Our study had some limitations. As the study was conducted in a real-world setting, we relied on routinely collected programmatic data for our study outcomes, which often were incomplete. However, we were able to locate 95% of TB cards. In addition, we observed a Hawthorne effect, with SOC sites dramatically improving their record-keeping over the study period in conjunction with the HCPs’ observation of study staff collecting CCM data. Furthermore, the number of child contacts identified was lower than assumed in sample size calculations, which limited our power to detect differences between study arms.
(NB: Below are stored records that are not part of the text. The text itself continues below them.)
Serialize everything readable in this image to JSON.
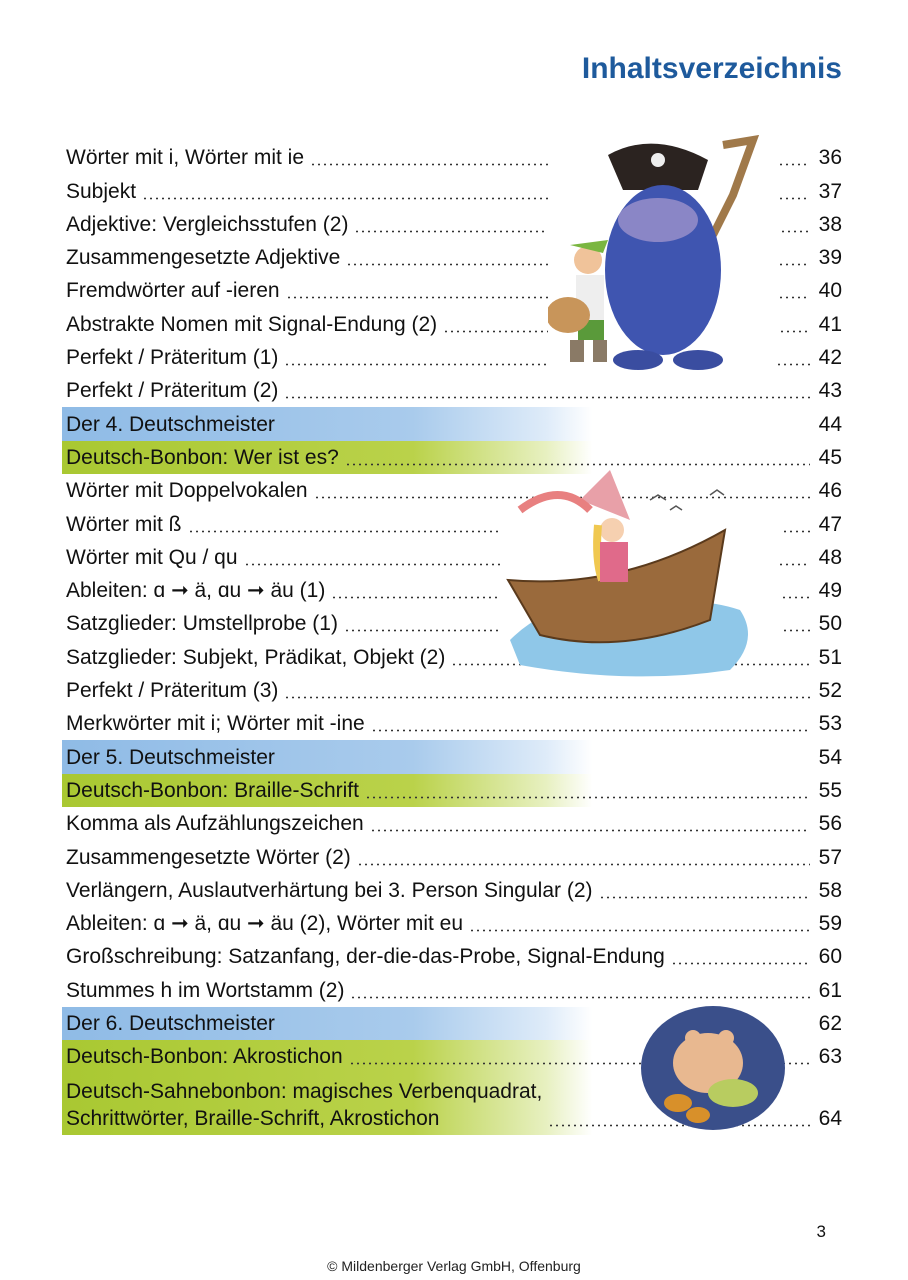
{
  "title": "Inhaltsverzeichnis",
  "colors": {
    "title": "#1e5a9c",
    "deutschmeister": "#8fbbe6",
    "bonbon": "#a9c832"
  },
  "entries": [
    {
      "label": "Wörter mit i, Wörter mit ie",
      "page": "36",
      "style": "normal"
    },
    {
      "label": "Subjekt",
      "page": "37",
      "style": "normal"
    },
    {
      "label": "Adjektive: Vergleichsstufen (2)",
      "page": "38",
      "style": "normal"
    },
    {
      "label": "Zusammengesetzte Adjektive",
      "page": "39",
      "style": "normal"
    },
    {
      "label": "Fremdwörter auf -ieren",
      "page": "40",
      "style": "normal"
    },
    {
      "label": "Abstrakte Nomen mit Signal-Endung (2)",
      "page": "41",
      "style": "normal"
    },
    {
      "label": "Perfekt / Präteritum (1)",
      "page": "42",
      "style": "normal"
    },
    {
      "label": "Perfekt / Präteritum (2)",
      "page": "43",
      "style": "normal"
    },
    {
      "label": "Der 4. Deutschmeister",
      "page": "44",
      "style": "blue"
    },
    {
      "label": "Deutsch-Bonbon: Wer ist es?",
      "page": "45",
      "style": "green"
    },
    {
      "label": "Wörter mit Doppelvokalen",
      "page": "46",
      "style": "normal"
    },
    {
      "label": "Wörter mit ß",
      "page": "47",
      "style": "normal"
    },
    {
      "label": "Wörter mit Qu / qu",
      "page": "48",
      "style": "normal"
    },
    {
      "label": "Ableiten: ɑ ➞ ä, ɑu ➞ äu (1)",
      "page": "49",
      "style": "normal"
    },
    {
      "label": "Satzglieder: Umstellprobe (1)",
      "page": "50",
      "style": "normal"
    },
    {
      "label": "Satzglieder: Subjekt, Prädikat, Objekt (2)",
      "page": "51",
      "style": "normal"
    },
    {
      "label": "Perfekt / Präteritum (3)",
      "page": "52",
      "style": "normal"
    },
    {
      "label": "Merkwörter mit i; Wörter mit -ine",
      "page": "53",
      "style": "normal"
    },
    {
      "label": "Der 5. Deutschmeister",
      "page": "54",
      "style": "blue"
    },
    {
      "label": "Deutsch-Bonbon: Braille-Schrift",
      "page": "55",
      "style": "green"
    },
    {
      "label": "Komma als Aufzählungszeichen",
      "page": "56",
      "style": "normal"
    },
    {
      "label": "Zusammengesetzte Wörter (2)",
      "page": "57",
      "style": "normal"
    },
    {
      "label": "Verlängern, Auslautverhärtung bei 3. Person Singular (2)",
      "page": "58",
      "style": "normal"
    },
    {
      "label": "Ableiten: ɑ ➞ ä, ɑu ➞ äu (2), Wörter mit eu",
      "page": "59",
      "style": "normal"
    },
    {
      "label": "Großschreibung: Satzanfang, der-die-das-Probe, Signal-Endung",
      "page": "60",
      "style": "normal"
    },
    {
      "label": "Stummes h im Wortstamm (2)",
      "page": "61",
      "style": "normal"
    },
    {
      "label": "Der 6. Deutschmeister",
      "page": "62",
      "style": "blue"
    },
    {
      "label": "Deutsch-Bonbon: Akrostichon",
      "page": "63",
      "style": "green"
    },
    {
      "label": "Deutsch-Sahnebonbon: magisches Verbenquadrat,\nSchrittwörter, Braille-Schrift, Akrostichon",
      "page": "64",
      "style": "green double"
    }
  ],
  "page_number": "3",
  "footer": "© Mildenberger Verlag GmbH, Offenburg"
}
Nevertheless, we detected a marginally significant and programmatically meaningful difference in yield of TB child contacts between study arms. We did not conduct qualitative interviews at SOC sites; however, as we were assessing CBI acceptability it wasn’t feasible.
In summary, in this mixed-methods cluster-randomized implementation science study, we found that delivery of a multifaceted CBI improved the yield of child TB contacts, a population at risk for developing TB, with potential severe sequalae. Further standardization of child contact identification, including a clear and more inclusive definition of household contacts, expansion of education regarding TB exposure and associated risks and stigma-reduction interventions are required to increase the yield of CCM and prevent TB in this vulnerable population.
Acknowledgments
We are grateful to the study participants for partaking in the study. We appreciate the invaluable support for this study from staff at the study sites, village health workers in the surrounding communities, the Berea District Health Management Team, and the Lesotho Ministry of Health.